Digunakan pula istilah khalifah sebagai pemangku dalam khilafah, misalnya dalam nash berikut:
«كَانَتْ بَنُوْ إِسْرَائِيْلَ تَسُوْسُهُمُ الأَنْبِيَاءُ، كُلَّمَا هَلَكَ نَبِيٌّ خَلَفَهُ نَبِيٌّ، وَإِنَّهُ لاَ نَبِيَ بَعْدِيْ، وَسَيَكُوْنُ خُلَفَاءُ فَيَكْثُرُوْنَ»
"Bani Israil dahulu telah diurusi urusan mereka oleh para nabi. Ketika seorang nabi (Bani Israil) wafat, maka akan digantikan oleh nabi yang lain. Sesungguhnya tidak ada seorang nabi pun setelahku. Akan ada para khalifah, sehingga jumlah mereka banyak." (Muttafaqun ‘alaih) [3]
Sebagaimana kata khilafah yang terdapat dalam banyak hadits maqbul, terdapat pula riwayat-riwayat hadits lain yang maqbul yang menggunakan kata khalifah (jamaknya khulafa’). Misalnya dalam Shahih Bukhari, hadits no. 6682. Shahih Muslim, hadits no. 3393, 3394, 3395, 3396, 3397 dan 3398. Sunan Abu Dawud, hadits no. 3731 dan 3732. Musnad Ahmad, hadits no. 3394, 19901, 19907, 19943, 19963, 19987, 19997, 20019, 20032, 20041, 20054, 20103 dan 20137. Sunan at-Tirmidzi, hadits no. 2149 dan 4194.
Istilah khilafah dan khalifah yang ada dalam banyak nash syari'ah di atas memiliki konotasi syar'i. Dengan demikian, keduanya merupakan istilah syari'ah yang juga memerlukan pemahaman tentang nash syari'ah terkait perincian-perinciannya.
Referensi:
[1] Lihat: Al-Amidi, Al-Ihkâm fî Ushûl al-Ahkâm, Riyadh: Mu'assasah an-Nur, 1387 H, juz 1/hlm. 27-28. (Maktabah Syamilah: https://shamela.ws/book/10801/25#p6)

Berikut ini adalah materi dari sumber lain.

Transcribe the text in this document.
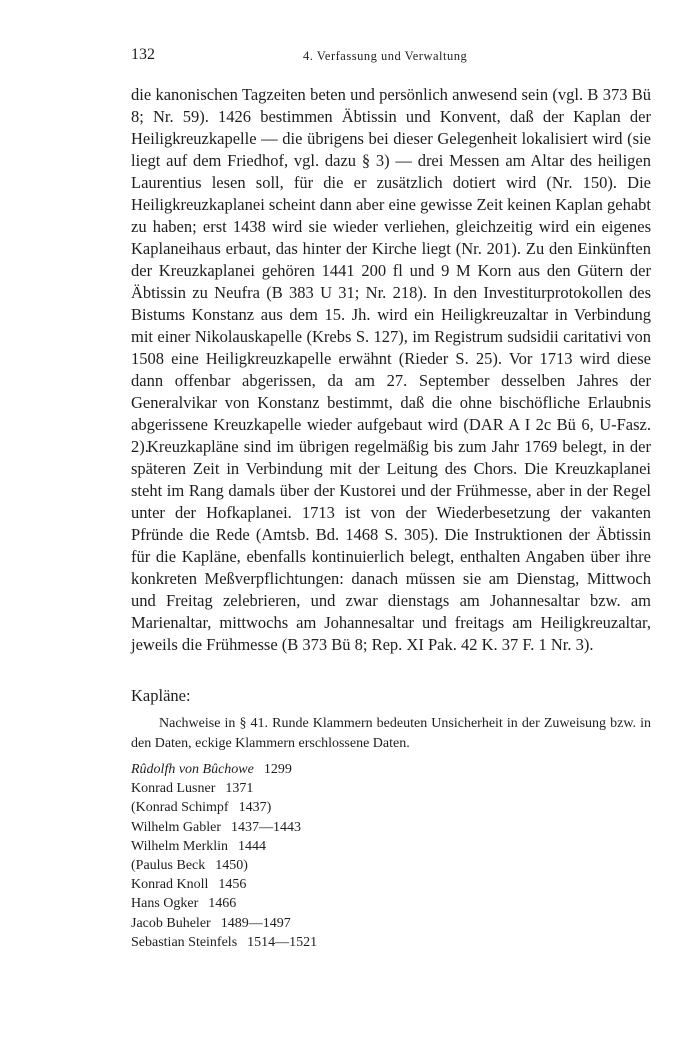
132	4. Verfassung und Verwaltung
die kanonischen Tagzeiten beten und persönlich anwesend sein (vgl. B 373 Bü 8; Nr. 59). 1426 bestimmen Äbtissin und Konvent, daß der Kaplan der Heiligkreuzkapelle — die übrigens bei dieser Gelegenheit lokalisiert wird (sie liegt auf dem Friedhof, vgl. dazu § 3) — drei Messen am Altar des heiligen Laurentius lesen soll, für die er zusätzlich dotiert wird (Nr. 150). Die Heiligkreuzkaplanei scheint dann aber eine gewisse Zeit keinen Kaplan gehabt zu haben; erst 1438 wird sie wieder verliehen, gleichzeitig wird ein eigenes Kaplaneihaus erbaut, das hinter der Kirche liegt (Nr. 201). Zu den Einkünften der Kreuzkaplanei gehören 1441 200 fl und 9 M Korn aus den Gütern der Äbtissin zu Neufra (B 383 U 31; Nr. 218). In den Investiturprotokollen des Bistums Konstanz aus dem 15. Jh. wird ein Heiligkreuzaltar in Verbindung mit einer Nikolauskapelle (Krebs S. 127), im Registrum sudsidii caritativi von 1508 eine Heiligkreuzkapelle erwähnt (Rieder S. 25). Vor 1713 wird diese dann offenbar abgerissen, da am 27. September desselben Jahres der Generalvikar von Konstanz bestimmt, daß die ohne bischöfliche Erlaubnis abgerissene Kreuzkapelle wieder aufgebaut wird (DAR A I 2c Bü 6, U-Fasz. 2).
Kreuzkapläne sind im übrigen regelmäßig bis zum Jahr 1769 belegt, in der späteren Zeit in Verbindung mit der Leitung des Chors. Die Kreuzkaplanei steht im Rang damals über der Kustorei und der Frühmesse, aber in der Regel unter der Hofkaplanei. 1713 ist von der Wiederbesetzung der vakanten Pfründe die Rede (Amtsb. Bd. 1468 S. 305). Die Instruktionen der Äbtissin für die Kapläne, ebenfalls kontinuierlich belegt, enthalten Angaben über ihre konkreten Meßverpflichtungen: danach müssen sie am Dienstag, Mittwoch und Freitag zelebrieren, und zwar dienstags am Johannesaltar bzw. am Marienaltar, mittwochs am Johannesaltar und freitags am Heiligkreuzaltar, jeweils die Frühmesse (B 373 Bü 8; Rep. XI Pak. 42 K. 37 F. 1 Nr. 3).
Kapläne:
Nachweise in § 41. Runde Klammern bedeuten Unsicherheit in der Zuweisung bzw. in den Daten, eckige Klammern erschlossene Daten.
Rûdolfh von Bûchowe 1299
Konrad Lusner 1371
(Konrad Schimpf 1437)
Wilhelm Gabler 1437—1443
Wilhelm Merklin 1444
(Paulus Beck 1450)
Konrad Knoll 1456
Hans Ogker 1466
Jacob Buheler 1489—1497
Sebastian Steinfels 1514—1521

[2] Ibn Hanbal, Ahmad bin Muhammad, Musnad al-Imâm Ahmad bin Hanbal, Beirut: Mu'assasah ar-Risalah, 1421 H/2001 M, cet. ke-1, juz 30/hlm. 355. (Maktabah Syamilah: https://shamela.ws/book/25794/14930#p2)
[3] Diriwayatkan oleh Al-Bukhari, dalam kitab Ahâdits al-Anbiyâ’, dengan nomor 3455, dan oleh Muslim, dalam kitab Al-Imârah, dengan nomor 1842.